あと旅装のままですので砂埃が立ちますよ」
その何姉弟の背後から、毛露が注意した。
そう、なんと何家の主従が揃っているのだ。
「やれやれ」
一気に騒々しくなった扉前で、明が困り顔で雨妹を見てくる。
今部屋にはジャヤンタという内緒の存在がいるので、扉を長く開けておくのは良くない。
「あ、とりあえず中に入って……いいのかな?」
雨妹は彼らに入室を促そうとして、それを自分が決めていいものかと迷う。
「いいから、速やかに入ってもらえ」
すると明がそう進言してきたので、雨妹も屋内に招き入れようとして、途中でハッとして周囲を警戒する。
「ウチの殿下はいらっしゃらねぇよ」
雨妹の死角からそう言われ、またもやギョッとした雨妹がそちらを振り向けば、飛が立っていた。

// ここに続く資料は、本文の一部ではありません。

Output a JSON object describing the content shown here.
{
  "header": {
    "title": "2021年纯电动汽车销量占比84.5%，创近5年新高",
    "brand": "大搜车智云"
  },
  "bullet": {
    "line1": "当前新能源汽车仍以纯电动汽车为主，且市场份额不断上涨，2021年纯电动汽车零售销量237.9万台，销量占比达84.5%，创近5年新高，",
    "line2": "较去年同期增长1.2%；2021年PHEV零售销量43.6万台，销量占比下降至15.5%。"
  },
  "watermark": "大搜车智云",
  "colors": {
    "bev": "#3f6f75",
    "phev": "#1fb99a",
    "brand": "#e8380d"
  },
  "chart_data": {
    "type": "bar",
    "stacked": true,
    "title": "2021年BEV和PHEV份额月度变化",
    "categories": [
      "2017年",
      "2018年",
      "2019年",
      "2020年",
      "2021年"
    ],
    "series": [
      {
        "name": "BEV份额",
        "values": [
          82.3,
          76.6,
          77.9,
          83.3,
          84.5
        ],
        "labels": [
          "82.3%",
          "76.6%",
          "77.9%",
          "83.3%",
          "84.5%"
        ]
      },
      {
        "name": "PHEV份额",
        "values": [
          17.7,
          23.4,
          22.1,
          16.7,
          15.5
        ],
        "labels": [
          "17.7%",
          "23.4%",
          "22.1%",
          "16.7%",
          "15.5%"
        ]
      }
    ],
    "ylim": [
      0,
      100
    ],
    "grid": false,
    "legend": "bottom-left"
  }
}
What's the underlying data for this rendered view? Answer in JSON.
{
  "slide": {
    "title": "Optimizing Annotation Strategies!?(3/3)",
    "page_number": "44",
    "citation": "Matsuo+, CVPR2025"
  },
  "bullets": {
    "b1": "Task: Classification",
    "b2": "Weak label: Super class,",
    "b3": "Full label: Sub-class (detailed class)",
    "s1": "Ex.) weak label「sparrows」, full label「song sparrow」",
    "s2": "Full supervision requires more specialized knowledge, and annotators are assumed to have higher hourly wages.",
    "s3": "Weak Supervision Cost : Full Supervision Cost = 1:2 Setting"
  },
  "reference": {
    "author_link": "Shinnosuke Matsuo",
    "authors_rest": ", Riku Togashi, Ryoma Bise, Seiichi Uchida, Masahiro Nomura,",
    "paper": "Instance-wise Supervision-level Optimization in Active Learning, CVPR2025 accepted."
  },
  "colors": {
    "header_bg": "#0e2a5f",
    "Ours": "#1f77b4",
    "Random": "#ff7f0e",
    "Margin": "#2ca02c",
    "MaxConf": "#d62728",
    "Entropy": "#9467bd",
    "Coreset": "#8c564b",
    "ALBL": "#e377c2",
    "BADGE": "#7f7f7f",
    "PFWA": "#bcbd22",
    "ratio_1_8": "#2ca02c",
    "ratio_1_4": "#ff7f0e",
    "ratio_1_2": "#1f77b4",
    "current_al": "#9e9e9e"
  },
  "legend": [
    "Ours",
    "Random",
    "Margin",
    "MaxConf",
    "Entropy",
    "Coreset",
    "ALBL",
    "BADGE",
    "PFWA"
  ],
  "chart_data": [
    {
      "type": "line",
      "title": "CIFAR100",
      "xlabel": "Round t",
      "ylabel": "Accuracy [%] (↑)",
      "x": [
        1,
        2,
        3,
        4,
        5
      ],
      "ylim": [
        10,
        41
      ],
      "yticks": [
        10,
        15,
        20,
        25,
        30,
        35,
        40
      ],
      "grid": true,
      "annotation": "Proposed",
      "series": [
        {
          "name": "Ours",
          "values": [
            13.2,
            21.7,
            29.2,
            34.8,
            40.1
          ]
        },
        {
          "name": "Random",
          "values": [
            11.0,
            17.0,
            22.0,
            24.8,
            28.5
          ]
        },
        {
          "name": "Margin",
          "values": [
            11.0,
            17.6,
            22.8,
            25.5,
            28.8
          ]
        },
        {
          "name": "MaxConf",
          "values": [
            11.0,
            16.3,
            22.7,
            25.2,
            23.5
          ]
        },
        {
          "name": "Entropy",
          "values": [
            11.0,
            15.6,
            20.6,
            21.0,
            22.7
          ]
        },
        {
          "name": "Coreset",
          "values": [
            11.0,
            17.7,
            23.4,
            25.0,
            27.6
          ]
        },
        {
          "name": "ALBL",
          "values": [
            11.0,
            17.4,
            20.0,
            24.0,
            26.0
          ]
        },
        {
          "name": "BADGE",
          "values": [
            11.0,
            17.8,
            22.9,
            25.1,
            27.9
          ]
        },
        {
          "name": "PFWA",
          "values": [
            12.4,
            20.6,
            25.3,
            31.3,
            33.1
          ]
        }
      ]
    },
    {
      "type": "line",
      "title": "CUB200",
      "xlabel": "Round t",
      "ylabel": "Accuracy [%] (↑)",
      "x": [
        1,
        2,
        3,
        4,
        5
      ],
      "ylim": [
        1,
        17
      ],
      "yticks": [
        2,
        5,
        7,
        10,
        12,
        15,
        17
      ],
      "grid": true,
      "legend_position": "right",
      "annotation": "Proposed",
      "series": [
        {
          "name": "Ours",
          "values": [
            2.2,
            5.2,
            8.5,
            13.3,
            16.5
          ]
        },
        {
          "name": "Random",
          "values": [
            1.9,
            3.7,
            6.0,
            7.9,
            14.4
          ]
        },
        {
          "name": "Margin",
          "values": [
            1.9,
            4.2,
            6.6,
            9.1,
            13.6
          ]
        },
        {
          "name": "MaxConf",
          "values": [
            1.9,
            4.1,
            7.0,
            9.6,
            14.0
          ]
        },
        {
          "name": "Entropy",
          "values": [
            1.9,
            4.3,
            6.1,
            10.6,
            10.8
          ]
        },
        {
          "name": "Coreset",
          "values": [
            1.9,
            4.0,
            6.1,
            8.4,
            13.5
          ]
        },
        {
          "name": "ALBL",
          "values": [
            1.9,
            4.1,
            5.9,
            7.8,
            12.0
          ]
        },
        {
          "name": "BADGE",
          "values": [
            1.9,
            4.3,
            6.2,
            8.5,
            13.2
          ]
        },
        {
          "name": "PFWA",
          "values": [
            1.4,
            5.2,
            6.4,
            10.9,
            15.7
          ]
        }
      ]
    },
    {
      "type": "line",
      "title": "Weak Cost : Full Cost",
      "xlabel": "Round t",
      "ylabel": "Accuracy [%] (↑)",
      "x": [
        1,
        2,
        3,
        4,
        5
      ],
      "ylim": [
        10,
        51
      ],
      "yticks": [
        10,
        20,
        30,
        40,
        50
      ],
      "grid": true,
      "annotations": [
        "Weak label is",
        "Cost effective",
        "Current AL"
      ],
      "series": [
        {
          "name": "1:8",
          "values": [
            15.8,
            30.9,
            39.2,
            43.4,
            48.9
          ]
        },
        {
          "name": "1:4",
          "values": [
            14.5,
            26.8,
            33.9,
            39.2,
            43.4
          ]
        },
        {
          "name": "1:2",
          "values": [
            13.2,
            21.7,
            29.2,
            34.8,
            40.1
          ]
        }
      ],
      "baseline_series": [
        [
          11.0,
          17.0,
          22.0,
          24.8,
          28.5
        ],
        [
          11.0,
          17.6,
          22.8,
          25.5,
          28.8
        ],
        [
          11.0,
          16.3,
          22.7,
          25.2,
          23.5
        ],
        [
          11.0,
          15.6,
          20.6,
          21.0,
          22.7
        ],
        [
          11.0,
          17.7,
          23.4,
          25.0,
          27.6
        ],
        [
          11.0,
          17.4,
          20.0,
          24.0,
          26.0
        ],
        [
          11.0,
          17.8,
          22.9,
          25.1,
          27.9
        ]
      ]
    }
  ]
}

「把国の殿下の用事が済んでいねぇんで、身元を保証している主も動けずだ」
「そうそう、大哥とダジャは置いてきた!」
宇もそう言ってきたので、本当にあの大偉はいないらしい。
「っていうか、殿下は行きたくなさそうだった」
静が補足するが、「行きたくない」の原因として思い浮かぶのは、沈の顔である。
大偉と沈は性格的に合わないだろうなとは、雨妹も深く考えなくとも思い至る。
だが大偉がこの場にいないというのは、雨妹の心の平穏には良い事だ。
ところで、飛は大偉の配下だと思っていたのに、その大偉と別行動をして良いのだろうか?
まあ、いいからここにいるのだろうけれども。
こうして何姉弟を部屋に招き入れることになったのだが、見知らぬ一団が突然乱入したことで、気が付けばリフィとジャヤンタの口論が止まっていた。
「お前たち……」
この双子の突然の登場に、立勇が目を丸くしている。
「友仁殿下、大事な客人が佳より到着しました」
「わかった、こちらに座ってもらおう」
雨妹がこの場の主である友仁に何姉弟を紹介すると、雨妹たちの話は漏れ聞こえていたのだろう友仁が頷いて着席を促した。
けれど突然人が急に増えたので、卓を増やす必要があるので、胡霜が別の部屋に避けていた卓を出している。
そしてリフィとジャヤンタだが、この二人とていつまでもボーッと立っているわけにもいかない。
リフィはなんとか気分を切り替えたらしく、新たな客のためのお茶を用意しようと、この部屋の隣に備え付いている竈へ追加のお湯を取りに行く。
途中から来た形のジャヤンタは、席を双子と同じ卓に用意されることとなった。
「お二人とも」
席が用意されている間に、毛が双子をささっと髪を整えたり顔を手巾で拭ったりと身繕いをしてから、まずは友仁への挨拶に送り出す。
「友仁殿下には、お初にお目にかかります。
何家の宇と申します」
宇が友仁の前に膝をつき、優雅な仕草で挨拶をしてみせた。
「同じく、静です!」
静が宇の真似をしながら、こちらは元気に声を上げる。
「友仁という、よろしく頼む。
それに今はお茶を楽しむ時間なんだ。
そう構えず、自由に話していいからね?」
友仁が双子に声をかけて微笑むと、ちょうど卓の用意が整い、リフィがそちらで奶茶を淹れ始めた。